“Well, it’s simple. He’s a thief. He happened across a very expensive item that none of the fences in Montreal could afford. So he went off to Paris to sell it. I don’t think he’s coming back. He’s always really wanted to be a European.”
Poppy knew she had to tell a lie the pimp had never heard before. He wasn’t particularly bright, so he was used to accepting that things might be going over his head. As they walked back to the building, the pimp put his arm around her.
“Will you please tie me up?” she asked once they were in the apartment.
“Is that what you like?”
“Well, I can’t really say. But sometimes I like to try something new.”
“All right. I mean, I don’t care. I’m always up for anything.”
She handed the pimp a box of old ties she had collected when she worked at the brothels. Men often forgot them when they were drunkenly getting dressed. They were like a group of slithering eels. The pimp tied her arms to the chair and then fastened a gag around her mouth. She kept hoping Pierrot would walk in at the right moment to rescue her.
They both heard Pierrot’s whistle as he came down the hallway. Everybody in the hotel paused what they were doing to hear the bar of music Pierrot was whistling. It was a refrain from the tune for Rose. He was always working on that tune, even subconsciously.
When Pierrot opened the door, he saw Poppy tied to the chair at her wrists and ankles. She had a pair of yellow underwear stuck in her mouth. Poppy’s eyes were wide, wide open. She watched the scene unfolding in her own little hotel room as though it were the most riveting movie ever made.
“Poppy!” Pierrot yelled. “What is happening?”
He twirled around to look at the pimp.
“You are a criminal, sir! How dare you! Get out of here!”
“You get out of here! You don’t deserve your lady. You just make money off her. And you take off to Europe whenever you fucking please.”
“I don’t even know where Europe is!” Pierrot exclaimed.
“Anyway, I have more respect for her than you’ll ever have.”
“You’ve got her tied to a chair!” Pierrot attempted to push past the pimp, to untie Poppy.
The pimp reached into his back pocket and pulled out a knife. “I’m going to have to kill you now, buddy. I wasn’t going to touch you, but you touched me first.”

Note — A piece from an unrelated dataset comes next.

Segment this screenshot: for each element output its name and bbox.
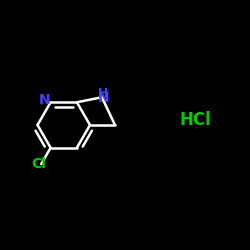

Poppy started to squirm about wildly in her chair, hoping to escape, trying to save Pierrot. It had all gone wrong. Pierrot didn’t have a chance, and he was about to be cut into pieces. The underwear fell from her mouth.
“Run, Pierrot!” Poppy yelled.
There was nowhere exactly for Pierrot to run. The pimp was blocking the door, and the hotel room was too tiny for Pierrot to do anything other than run in circles. The pimp jutted his knife out and Pierrot had no choice but to go out the window.
? ? ?
HE CLIMBED UP the iron fire escape attached to the side of the building like a vine. Why he decided to go up instead of down might be regarded as either a metaphysical or theological question but is, in any case, unanswerable. Up he did go, with the pimp following close behind.
The pimp had the knife in his hand. He held it out in a stabbing gesture toward Pierrot. A little girl leaned out her window and handed Pierrot a butter knife to defend himself with. She had just been using it to spread strawberry jam on her toast. The red jam on the end of the knife made it look like it had just committed a bloody deed.
At the top of the fire escape, Pierrot twirled the butter knife around as if it were a baton. The children on the third-floor balcony began to applaud. Although this was rather esthetically impressive, it raised no fear in the heart of the pimp. The pimp seized the knife from Pierrot’s hand. He held both of the blades toward Pierrot—like they were the horns of a bull that was about to charge him.
The sheets hung down from the laundry lines like they were the ceiling of a great, colorful, patchy circus tent.
Pierrot arrived on the roof and sprinted across, the pimp scrabbling up close on his heels. When Pierrot reached the opposite end of the roof, he momentarily considered himself trapped. He spotted a ladder and laid it down so that it extended from one building to the other, over the abyss. A girl looked up, let her skipping rope go slack and yelled, “Regardez en haut!”
Everyone came out of their houses to see. People crowded onto fire escapes as though the landings were theater boxes. They sat on the opposite roof with their legs hanging over the edge like they were in the very cheap seats in the balcony. Other people began shouting too. They yelled at Pierrot to not try to cross the ladder. They hollered that he would never make it.